Businesses Still Reluctant To Move Away From Windows XP

Businesses Still Reluctant To Move Away From Windows XP

Even though it is 11 years old, good old Windows XP is still the second most popular OS in the world. And while Microsoft has begun encouraging Windows XP users to upgrade to a newer version of Windows, it seems not everyone is listening.

According to the latest statistics, Windows XP commands a worldwide market share of 39.08 percent, not terribly far away from what Windows 7 enjoys at 45.15 percent.

Microsoft, for its part has already announced that it will be ending support for Windows XP in April 2014, a date that is not all that far away.

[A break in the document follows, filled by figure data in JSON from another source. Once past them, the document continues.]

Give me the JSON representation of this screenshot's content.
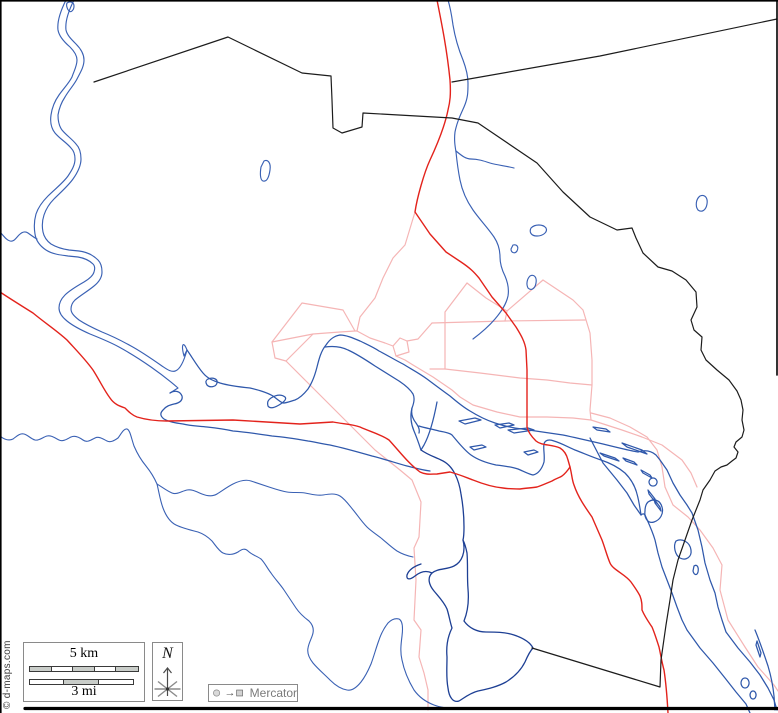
{
  "legend": {
    "scale_km": "5 km",
    "scale_mi": "3 mi",
    "north": "N",
    "projection": "Mercator",
    "projection_arrow": "→",
    "copyright": "© d-maps.com",
    "km_segments": [
      "gray",
      "white",
      "gray",
      "white",
      "gray"
    ],
    "mi_segments": [
      "white",
      "gray",
      "white"
    ]
  },
  "colors": {
    "water": "#3a61b4",
    "water_dark": "#1d3f94",
    "road": "#e3231c",
    "road_minor": "#f5b5b5",
    "boundary": "#1c1c1c",
    "frame": "#000000",
    "bar_gray": "#c9cdc9",
    "bar_white": "#ffffff",
    "symbol_fill": "#d9d9d9",
    "symbol_stroke": "#8a8a8a"
  },
  "map": {
    "width": 778,
    "height": 713,
    "layers": [
      {
        "name": "minor-road-pink",
        "color": "#f5b5b5",
        "width": 1.2,
        "paths": [
          "M415,212 L405,245 L393,258 L383,278 L375,298 L360,317 L357,331 L370,338 L385,343 L393,346",
          "M393,346 L400,338 L407,341 L409,352 L396,356 L393,346",
          "M407,341 L418,339 L432,323",
          "M432,323 L505,321 L585,320",
          "M467,283 L445,312 L445,369",
          "M467,283 L486,298 L507,311 L505,321",
          "M543,280 L507,311",
          "M543,280 L573,300 L583,310 L590,333 L592,360 L592,385 L590,410 L591,420",
          "M430,369 L445,369 L480,373 L520,378 L547,380 L570,383 L592,385",
          "M396,356 L405,360 L413,365 L433,377 L452,390 L460,397 L473,405 L497,412 L520,417 L547,417 L573,418 L591,420 L622,430 L642,437 L662,445 L682,460 L691,473 L697,487",
          "M591,413 L610,418 L630,427 L647,437 L657,450 L662,467 L665,487 L673,505 L688,517 L700,530 L713,548 L722,565 L720,590 L728,620 L745,647 L758,667 L774,685 L778,691",
          "M272,342 L302,303 L343,310 L355,331 L357,331",
          "M355,331 L340,332 L313,334 L272,342",
          "M272,342 L275,358 L286,361 L313,334",
          "M286,361 L310,385 L340,415 L375,450 L400,470 L412,480 L421,502 L419,537 L414,548 L416,580 L414,620 L421,630 L419,657 L424,673 L428,690 L428,710"
        ]
      },
      {
        "name": "river",
        "color": "#3a61b4",
        "width": 1.15,
        "paths": [
          "M66,0 C60,12 57,22 58,30 C59,36 63,41 70,47 C75,52 77,56 77,60 C77,66 74,71 72,77 C69,83 64,88 59,95 C54,102 52,108 51,115 C50,122 51,128 55,133 C60,139 66,142 71,148 C74,151 75,155 75,159 C75,165 72,170 68,176 C63,183 55,189 48,196 C42,202 38,208 36,214 C34,221 34,228 35,234 C36,241 40,246 46,250 C52,254 60,255 68,256 L78,257 C84,258 89,260 93,264 C95,266 95,269 94,272 C93,276 89,279 84,282 C77,286 70,290 65,295 C61,299 59,303 59,308 C59,313 62,317 67,321 C73,326 81,330 90,334 C100,338 110,342 119,347 C130,353 141,360 151,367 C161,374 170,381 178,388 L170,393",
          "M74,0 C68,12 65,22 66,30 C67,35 71,39 76,44 C81,49 84,54 84,60 C84,67 80,73 77,79 C74,85 69,90 65,97 C61,103 59,109 58,115 C58,121 59,126 62,130 C66,135 72,139 76,144 C80,148 81,153 81,159 C81,166 78,172 73,179 C68,186 61,192 54,199 C49,204 46,209 44,215 C42,221 42,227 43,232 C44,237 47,241 51,244 C56,247 62,249 69,250 L79,251 C87,252 93,255 98,260 C101,263 102,267 102,272 C102,277 99,282 94,286 C88,291 81,295 75,300 C72,303 71,306 71,309 C71,313 74,316 79,320 C85,324 93,328 102,332 C112,336 122,341 131,346 C142,352 152,359 162,366 C171,372 179,379 187,350 M187,350 C183,340 181,345 184,356 L187,350",
          "M67,3 C70,1 74,2 74,6 C74,10 71,13 69,11 C67,9 66,5 67,3",
          "M0,232 C4,236 6,240 10,241 C14,242 16,238 19,235 C22,232 25,231 28,233 C31,235 33,237 37,239",
          "M264,161 C268,159 271,163 270,170 C269,177 267,182 263,181 C260,180 260,173 261,167 Z",
          "M448,0 C451,10 452,18 453,25 C455,37 458,48 463,60 C466,68 468,76 468,83 C468,92 468,98 464,107 C460,116 457,122 455,132 C454,140 455,146 456,152 C457,162 458,170 460,180 C462,190 466,200 473,210 C480,220 488,228 494,237 C498,243 500,250 500,257 C500,264 502,270 505,276 C508,283 509,290 508,296 C506,305 501,312 495,319 C489,326 481,333 473,339",
          "M456,151 C462,156 466,159 471,159 C478,159 484,161 490,163 C497,165 506,166 514,168",
          "M531,228 C535,224 543,224 546,228 C548,232 543,236 537,236 C531,236 529,232 531,228 Z",
          "M513,245 C517,244 519,247 517,251 C515,254 511,253 511,249 Z",
          "M530,276 C534,274 537,277 536,283 C535,289 531,291 528,288 C526,284 527,279 530,276 Z",
          "M700,196 C705,194 708,198 707,204 C706,210 702,213 698,210 C695,206 696,199 700,196 Z"
        ]
      },
      {
        "name": "river-main",
        "color": "#2f58ab",
        "width": 1.25,
        "paths": [
          "M187,350 C192,357 197,366 203,373 C208,379 214,381 220,383 C230,386 240,387 250,388 C258,390 266,392 273,396 C277,399 280,402 283,403 C287,403 291,401 295,400 C300,398 304,394 308,389 C312,383 315,375 317,367 C319,359 321,351 326,345 C330,339 334,336 340,335 C346,335 353,338 360,341 C366,344 373,347 379,351 C387,355 395,360 403,364 C411,369 419,373 427,379 C435,385 443,391 450,396 C457,402 463,407 470,411 C478,416 486,420 495,423 C504,426 513,428 522,429 C536,431 550,433 563,435 C577,438 590,441 603,444 C615,447 627,450 638,452 C644,450 650,450 656,455 L660,460 L667,470 L673,483 L680,495 L687,505 L692,513 L698,530 L702,547 L705,563 L710,580 L715,593 L718,607 L722,620 L726,632 L738,648 L750,662 L760,675 L768,688 L774,700 L777,710",
          "M170,393 C175,390 180,391 182,396 C183,400 180,403 174,404 C170,405 166,406 163,410 C160,413 160,416 164,419 C169,422 176,423 183,424 C191,426 199,426 207,427 C216,428 224,429 233,431 C246,432 259,434 272,436 C285,437 297,439 308,441 C315,442 322,444 330,445 C344,448 358,452 372,456 C384,459 396,463 407,466 C415,468 422,470 430,471",
          "M325,347 C332,346 340,346 348,350 C357,354 366,360 375,366 C383,371 391,376 399,381 C405,385 410,389 413,394 C415,398 414,403 412,408 C411,413 412,418 416,423 C418,426 420,429 419,433",
          "M419,426 C425,428 432,429 439,431 C445,432 450,433 452,435 C458,442 464,450 471,455 C478,460 487,463 496,465 C505,466 512,467 518,469 C523,471 528,474 533,475 C538,474 542,469 544,462 C545,455 543,449 544,444 C545,440 549,439 554,441 C561,443 568,447 575,450 C583,453 592,457 601,460 C610,463 618,467 625,473 C631,479 635,486 637,494 C639,501 640,508 641,515 C643,513 644,514 645,515 C648,522 652,530 655,540 L658,553 L662,567 L667,580 L672,593 L677,607 L682,620 L687,630 L700,648 L713,663 L725,678 L736,692 L746,704 L750,713",
          "M590,438 L603,463 L617,480 L627,493 L634,505 L641,515",
          "M412,408 C410,416 411,424 414,431 C417,438 419,444 421,450",
          "M437,402 C434,418 430,434 424,445 L421,450",
          "M208,379 C213,377 218,379 217,383 C216,387 210,388 207,385 C205,382 206,380 208,379 Z",
          "M271,398 C276,395 281,394 285,397 C287,399 284,402 279,405 C274,408 270,409 268,406 C267,402 268,400 271,398 Z",
          "M459,421 l16,-3 l6,2 l-16,4 z",
          "M495,425 l14,-2 l5,2 l-14,3 z",
          "M508,430 l20,-2 l6,2 l-20,3 z",
          "M470,447 l12,-2 l4,2 l-12,3 z",
          "M524,452 l10,-2 l4,2 l-10,3 z",
          "M593,427 l13,2 l4,3 l-13,-2 z",
          "M622,443 l20,7 l5,4 l-20,-7 z",
          "M600,453 l15,5 l4,3 l-15,-5 z",
          "M623,458 l11,4 l3,3 l-11,-4 z",
          "M641,470 l9,5 l2,3 l-9,-5 z",
          "M653,478 a4,4 0 1,0 0.1,0 z",
          "M648,490 l7,9 l1,4 l-7,-9 z",
          "M654,499 l6,8 l1,4 l-6,-8 z",
          "M676,541 C682,538 690,542 691,550 C692,557 686,561 680,558 C675,555 673,546 676,541 Z",
          "M694,566 C697,564 699,567 698,572 C697,576 694,575 693,571 Z",
          "M648,502 C654,498 660,500 662,507 C664,514 660,520 654,522 C648,524 644,518 645,511 C645,507 646,504 648,502 Z",
          "M757,641 l4,12 l-1,4 l-4,-12 z",
          "M745,678 a4,5 0 1,0 0.1,0 z",
          "M753,691 a3,4 0 1,0 0.1,0 z",
          "M755,630 C760,642 764,654 768,666 C771,676 773,686 774,696 L775,710"
        ]
      },
      {
        "name": "stream",
        "color": "#3a61b4",
        "width": 1.1,
        "paths": [
          "M0,436 C5,440 9,441 13,439 C17,436 20,433 24,434 C28,435 31,439 35,440 C39,441 43,437 47,436 C51,435 55,438 59,440 C63,442 67,439 71,437 C75,435 79,437 83,440 C87,443 91,440 95,438 C99,436 103,439 107,441 C111,443 115,440 118,438 C121,434 124,428 127,429 C130,430 131,437 134,446 C137,453 141,460 146,466 C150,471 154,477 157,484 C159,492 160,500 163,508 C166,516 170,522 176,525 C182,528 190,530 198,532 C204,534 208,537 212,541 C216,546 219,551 223,553 C227,555 233,555 238,552 C242,549 245,548 248,551 C252,555 257,556 261,559 C265,563 267,568 271,573 C275,579 280,584 284,590 C288,596 292,602 296,608 C300,614 305,618 309,621 C312,624 314,628 313,633 C312,638 309,642 308,648 C307,653 309,658 313,663 C318,669 324,674 330,680 C335,685 341,689 347,690 C352,691 357,687 361,682 C365,677 368,671 371,664 C374,656 376,648 379,640 C381,634 384,628 388,623 C391,620 395,618 399,619 C403,621 403,628 402,636 C401,644 400,652 402,660 C404,670 408,680 414,690 C419,697 426,702 434,705 C441,708 448,708 454,708",
          "M157,484 C162,487 167,491 172,493 C177,495 182,491 187,490 C192,489 197,492 202,494 C207,496 212,497 217,494 C222,491 227,487 233,484 C239,481 245,479 251,481 C257,483 263,485 269,487 C275,489 281,491 287,492 C293,493 299,492 305,493 C311,494 317,496 323,495 C329,494 335,493 340,496 C345,499 349,505 354,511 C358,516 362,522 367,527 C371,531 376,534 381,538 C386,542 391,547 397,551 C402,554 408,556 413,557"
        ]
      },
      {
        "name": "lake-dark",
        "color": "#1d3f94",
        "width": 1.3,
        "paths": [
          "M421,450 C428,455 435,457 441,460 C448,463 452,468 455,474 C458,480 460,487 461,494 C463,505 464,516 464,527 C464,532 464,536 463,540",
          "M463,540 C466,552 462,562 454,566 C446,570 438,568 432,573 C427,578 429,585 434,591 C439,597 444,602 447,609 C449,615 450,622 452,628 C448,636 446,646 447,657 C447,668 446,678 448,688 C449,697 453,703 459,701 C464,698 470,693 478,691 C487,689 497,687 506,682 C514,677 521,670 525,662 C528,655 531,650 533,648 C530,642 523,638 514,635 C505,632 495,632 486,632 C477,632 469,628 464,621 C468,611 469,600 468,589 C467,577 468,565 467,553 C466,548 465,544 463,540 Z",
          "M432,573 C426,570 420,572 415,576 C410,580 406,580 407,575 C409,569 415,566 421,564"
        ]
      },
      {
        "name": "road-red",
        "color": "#e3231c",
        "width": 1.4,
        "paths": [
          "M437,0 C442,25 447,50 450,80 C451,95 450,102 448,110 C445,125 437,145 430,160 C424,173 417,198 415,212 L430,234 L446,252 L461,262 C470,268 474,272 479,278 L492,297 L506,313 L516,327 C521,335 525,342 526,350 L527,370 L527,413 L527,427 C528,432 531,436 536,441 C542,446 551,444 560,448 C565,451 567,456 568,460 L570,467 C572,475 572,480 574,485 C578,497 585,507 592,517 L602,540 C605,548 607,556 610,563 C613,570 625,574 631,582 C636,589 638,592 640,596 C642,601 642,605 642,610 C645,617 648,621 652,627 C655,634 657,641 659,647 C661,656 662,663 664,670 C666,683 667,695 668,713",
          "M0,292 C12,300 22,306 33,313 C45,323 56,330 67,340 C77,351 85,359 93,370 C100,381 104,390 110,398 C114,404 119,406 125,408 C129,412 132,415 137,417 C147,420 157,421 167,421 L233,420 L300,424 L333,422 C343,424 352,424 360,427 C371,432 380,434 389,440 C400,452 408,463 420,472 C426,475 431,474 437,474 L450,472 C458,474 465,477 473,480 C483,484 492,487 503,488 C509,489 514,489 520,489 C526,488 531,488 537,487 C543,485 547,483 552,481 C557,478 559,478 562,476 C566,473 568,470 570,467"
        ]
      },
      {
        "name": "boundary",
        "color": "#1c1c1c",
        "width": 1.2,
        "paths": [
          "M94,82 L228,37 L302,73 L331,76 L332,100 L333,128 L342,133 L362,127 L363,113 L452,118 L478,123 L537,163 L563,192 L590,217 L617,230 L632,228 L636,238 L643,253 L658,267 L672,271 L686,280 L696,292 L697,307 L691,320 L694,330 L702,337 L701,350 L706,360 L717,370 L729,380 L737,391 L741,400 L743,410 L742,420 L744,430 L742,437 L736,442 L734,447 L738,452 L736,458 L732,461 L727,465 L721,467 L715,471 L710,480 L703,490 L700,500 L692,520 L685,540 L678,560 L673,580 L670,600 L666,625 L661,660 L660,687 L532,648",
          "M452,82 L600,56 L777,19"
        ]
      },
      {
        "name": "frame",
        "color": "#000000",
        "width": 1.6,
        "paths": [
          "M0,0.8 L778,0.8",
          "M0.8,0 L0.8,713",
          "M777,0 L777,375"
        ]
      },
      {
        "name": "frame-bottom",
        "color": "#000000",
        "width": 3.2,
        "paths": [
          "M25,708.5 L778,708.5"
        ]
      }
    ]
  }
}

Businesses in particular have shown a distinct reluctance to upgrade. According to a UK-based enterprise migration firm, Camwood, as little as 20 percent of businesses surveyed have expressed a desire or plan to make the switch.

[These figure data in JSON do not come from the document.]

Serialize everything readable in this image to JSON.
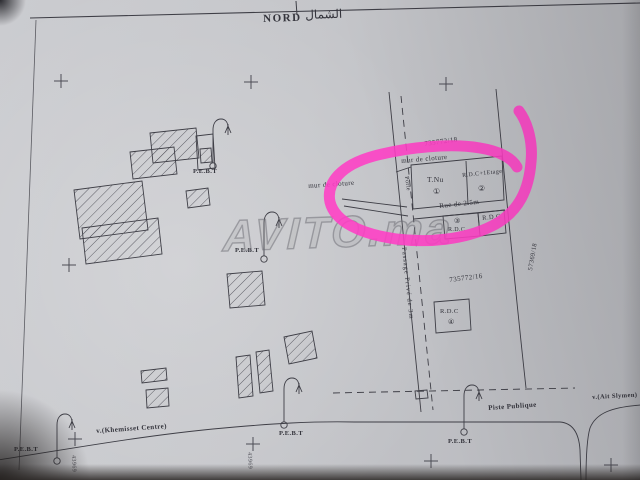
{
  "title": {
    "latin": "NORD",
    "arabic": "الشمال"
  },
  "watermark": {
    "text": "AVITO.ma"
  },
  "marker": {
    "color": "#ff3ec5"
  },
  "labels": {
    "pebt": "P.E.B.T",
    "parcel_upper": "735772/18",
    "parcel_lower": "735772/16",
    "parcel_right": "57369/18",
    "mur_cloture": "mur de cloture",
    "tnu": "T.Nu",
    "n1": "①",
    "rdc_plus_etage": "R.D.C+1Etage",
    "n2": "②",
    "porte": "Porte",
    "rue": "Rue de 2.5m",
    "n3": "③",
    "rdc": "R.D.C",
    "n4": "④",
    "passage": "Passage Privé de 3m",
    "khemisset": "v.(Khemisset Centre)",
    "ait_slymen": "v.(Ait Slymen)",
    "piste": "Piste Publique",
    "ref_left": "43969",
    "ref_center": "43969"
  }
}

In an interview with InformationWeek, Ed Shepley, a solution architect at Camwood said:

“Among our own client base, only around 15-20% of businesses are looking at migration so far.

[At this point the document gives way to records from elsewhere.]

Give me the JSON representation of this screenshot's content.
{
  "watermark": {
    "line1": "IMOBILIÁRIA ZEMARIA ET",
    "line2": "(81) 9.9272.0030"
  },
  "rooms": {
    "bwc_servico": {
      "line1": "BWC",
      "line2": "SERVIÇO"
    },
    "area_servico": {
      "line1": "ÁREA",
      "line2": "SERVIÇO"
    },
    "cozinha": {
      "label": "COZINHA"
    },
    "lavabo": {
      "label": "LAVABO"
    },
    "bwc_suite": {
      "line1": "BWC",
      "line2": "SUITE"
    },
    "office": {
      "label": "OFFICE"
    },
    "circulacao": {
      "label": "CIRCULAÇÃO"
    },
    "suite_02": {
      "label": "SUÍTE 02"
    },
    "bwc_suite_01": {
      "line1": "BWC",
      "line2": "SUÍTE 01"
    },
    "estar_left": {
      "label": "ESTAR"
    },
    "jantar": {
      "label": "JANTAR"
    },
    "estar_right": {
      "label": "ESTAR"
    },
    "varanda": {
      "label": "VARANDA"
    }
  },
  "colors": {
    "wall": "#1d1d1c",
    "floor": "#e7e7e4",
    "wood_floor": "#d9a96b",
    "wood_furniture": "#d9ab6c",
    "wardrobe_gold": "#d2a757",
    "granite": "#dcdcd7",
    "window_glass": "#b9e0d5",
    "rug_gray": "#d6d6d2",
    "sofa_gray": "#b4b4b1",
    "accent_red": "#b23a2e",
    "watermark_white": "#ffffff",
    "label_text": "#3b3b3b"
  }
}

For some the issue hasn’t hit home yet. Others think they still have time, but 2014 will come round all too quickly and they shouldn’t underestimate all that’s involved.”

In fact, Sumir Karayi, the CEO of 1E, another enterprise migration company believes the entire processes will take a fair bit longer than expected, and very likely will go beyond the April 2014 date set by Microsoft. In the same interview he was quoted as saying:

“Many companies are only now putting together very large and costly projects where they will send people to every desktop and laptop to upgrade to Windows 7. This is going to take months if not years, and certainly go well beyond April 2014, as well as affect productivity. At least half a day will typically be spent on each PC or laptop, disrupting users.”

Small businesses users are another breed, but enterprises have plenty of headaches when planning such migrations. Apart from the associated costs, there are other reasons like application compatibility and hardware capabilities that they have to factor in.

If things continue at this pace, Windows XP may soon become the OS Microsoft loves to hate.